IndexIQ’s Mult-Strategy Hedge Fund ETF Tops $1 Billion in AUM

Exchange traded funds offering investors exposure to previously hard-to-access alternative investment strategies are a new frontier of growth for ETF issuers, but one fund has already asserted its dominance in the hedge fund replication space.

The IQ Hedge Multi-Strategy ETF (NYSEArca: QAI), which is nearly six years old, cemented its status as the largest hedge fund strategy ETF by recently topping $1 billion in assets undermanagement. QAI employs various hedge fund investment styles, such as long/short equity, global macro, market neutral, event driven, fixed-income arbitrage and emerging markets. [Early Innings of Growth for Alternative ETFs]

QAI seeks to track, before fees and expenses, the performance of the IQ Hedge Multi-Strategy Index. The ETF has returned 12.1% over the past five years. QAI returned nearly 3% last year, slightly above the average performance for hedge funds. Last year was the worst year since 2011 for hedge fund performance, on average.

“QAI offers investors a way to carve off exposure to their traditional fixed income investments, yet be in a product that is designed to potentially experience price appreciation in a rising rate environment.” QAI, which was the first and remains the largest liquid alternative ETF, grew its assets by approximately 57% in 2014,” said IndexIQ CEO Adam Patti in a statement.
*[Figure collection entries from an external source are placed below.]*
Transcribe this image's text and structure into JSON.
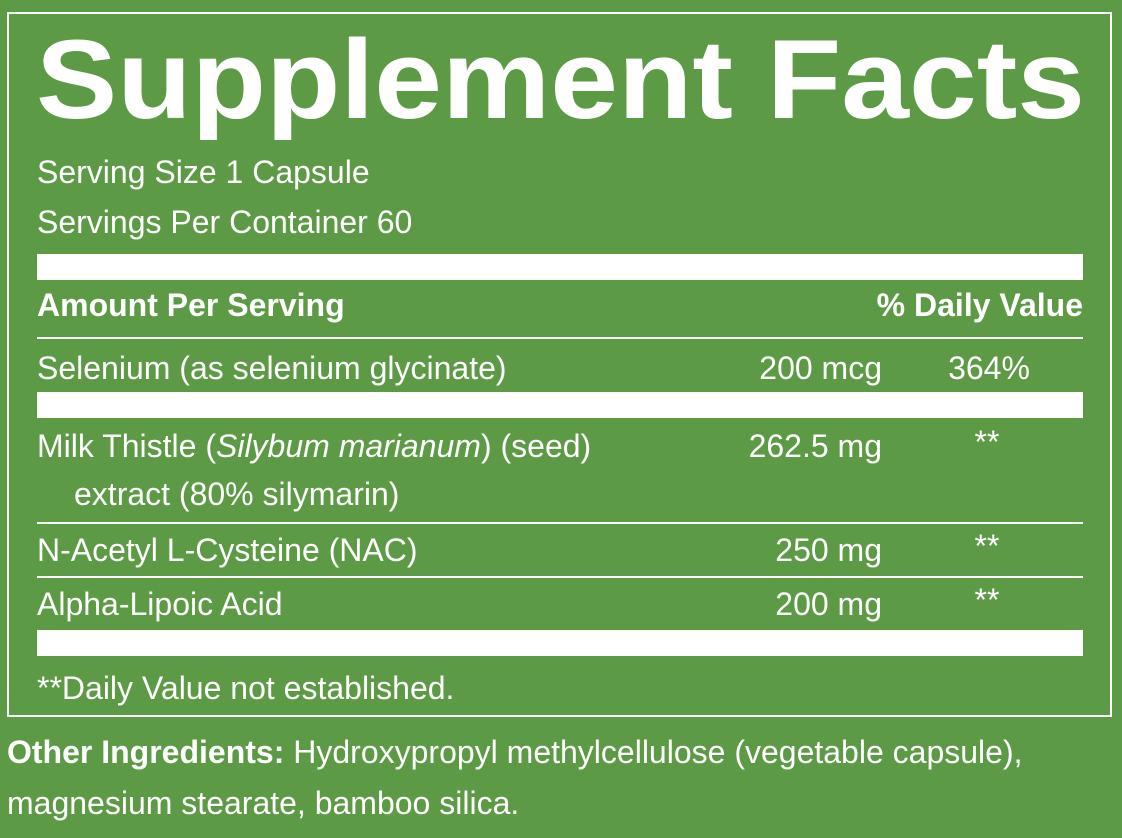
{
  "title": "Supplement Facts",
  "serving": [
    "Serving Size 1 Capsule",
    "Servings Per Container 60"
  ],
  "header": {
    "amount": "Amount Per Serving",
    "daily_value": "% Daily Value"
  },
  "rows": [
    {
      "name": [
        "Selenium (as selenium glycinate)"
      ],
      "amount": "200 mcg",
      "daily_value": "364%"
    },
    {
      "name": [
        "Milk Thistle (",
        "Silybum marianum",
        ") (seed)",
        "extract (80% silymarin)"
      ],
      "amount": "262.5 mg",
      "daily_value": "**"
    },
    {
      "name": [
        "N-Acetyl L-Cysteine (NAC)"
      ],
      "amount": "250 mg",
      "daily_value": "**"
    },
    {
      "name": [
        "Alpha-Lipoic Acid"
      ],
      "amount": "200 mg",
      "daily_value": "**"
    }
  ],
  "footnote": "**Daily Value not established.",
  "other_ingredients": {
    "label": "Other Ingredients:",
    "text": [
      "Hydroxypropyl methylcellulose (vegetable capsule),",
      "magnesium stearate, bamboo silica."
    ]
  }
}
QAI charges 0.75% per year, which is somewhat high by the standards of ETFs but downright cheap when weighing the ETF against the typical 2% of investment and 20% of profits many hedge funds subject investors to.

As of Jan. 26, QAI’s top holdings were comprised of other ETFs, including the Vanguard Total Bond Market ETF (NYSEArca: BND), PowerShares Senior Loan Portfolio (NYSEArca: BKLN) and theiShares Russell 2000 Growth ETF (NYSEArca: IWO).